Tagliere at Lago D’Avoli

We also made sure we visited more than once two of our favourite places of all times. One is right by the ski slopes and our regular lunch spot. The quaint Rifugio D’Avoli is run by a Sardinian family and every year Walter, the owner, welcomes us like old friends.
Sitting in the sunny conservatory overlooking the snowy hills and away from the mad and frankly, quite boisterous crowds of the main ski cafes, we love to rest and enjoy a calm lunch stop. This is surely a place for people who appreciate good, ‘slow’ food.
A daily changing menu, it never fails to disappoint. This year we’ve particularly enjoyed Polenta with radicchio and gorgonzola, Orecchiette with sausage and broccoli, Pasta with potatoes, a Tagliere with small bites (including some crispy and light onion rings) and @bmcboy’s favourite, Pasta al Forno. For 20euros including service, this is worth a trip up the mountain even if you are not skiing. 

Don’t let the exterior put you off!

Finally, another place we love to eat at is somewhere I would never stop if I was driving by, not knowing how good it is. RAM or La D’Fenza is a steak house / pizzeria / trattoria just at the entrance of Castel di Sangro.

Outside it just looks dull and was named by @bmcboy ‘truck stop’. Yet inside brothers Rocco and Antonio offer genuine, appealing and home-made fare at incredibly good prices.

Pork tagliata with mushrooms at RAM

My favourite dish is Pork tagliata with raw mushrooms, which is divine – perfectly grilled, and full of mushrooms shavings and virgin olive oil.
Yet the whole menu is full of great choices; massive fillets, large portions of lamb chops, local greens, soups of cereals (barley, broad beans), truffle bruschetta, grilled scamorza with mountain ham, home made chitarra spaghetti with boar ragu, polenta with sausages
Each meal is finished with a bunch of local digestive liquors, all brought to the table for guests to choose from. 

Abruzzo digestives and wine at RAM

All this for under 25Euros per person. These guys deserve to be known more widely, because their food is gorgeous and authentic.

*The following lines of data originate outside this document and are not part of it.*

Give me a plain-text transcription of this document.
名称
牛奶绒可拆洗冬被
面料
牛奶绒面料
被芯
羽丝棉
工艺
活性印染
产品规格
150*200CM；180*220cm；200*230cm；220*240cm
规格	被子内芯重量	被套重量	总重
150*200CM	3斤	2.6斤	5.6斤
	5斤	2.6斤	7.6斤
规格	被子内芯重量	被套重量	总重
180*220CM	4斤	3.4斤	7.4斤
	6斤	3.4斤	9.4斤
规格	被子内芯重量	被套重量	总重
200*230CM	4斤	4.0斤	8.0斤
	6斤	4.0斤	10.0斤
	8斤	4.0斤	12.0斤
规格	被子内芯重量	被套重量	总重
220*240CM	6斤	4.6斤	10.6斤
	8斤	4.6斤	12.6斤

Castel di Sangro is also on the foodie map for a Michelin star restaurant that ‘moved’ here from nearby Rivisondoli. Reale, owned by Chef Niko Romito, is a major name among Italian food connoisseurs. I tried it once when they had just opened and loved it, and then tried again when they had reached fame and was not as impressed. I am told by a reliable source that they have also just opened a tea room with hot baked donuts and a view to Castel di Sangro old town centre. I will make sure to visit next time I am there, but it’s excellent that in such a small area one can eat incredibly well with 20euros as much as treat oneself for 100.


Visit now, if you can. Worth every cent.

9 thoughts on “Travel bites: Abruzzo and its sun, snow and food

  1. Thanks for sharing such a useful information you define lot’s of different pasta on your blog please so regular posting so that other people can aware from different king of pasta’s.

  2. Fede It all looks and sounds delicious. Great blog. And remember, bad travel reviews keeps the region unspoilt!!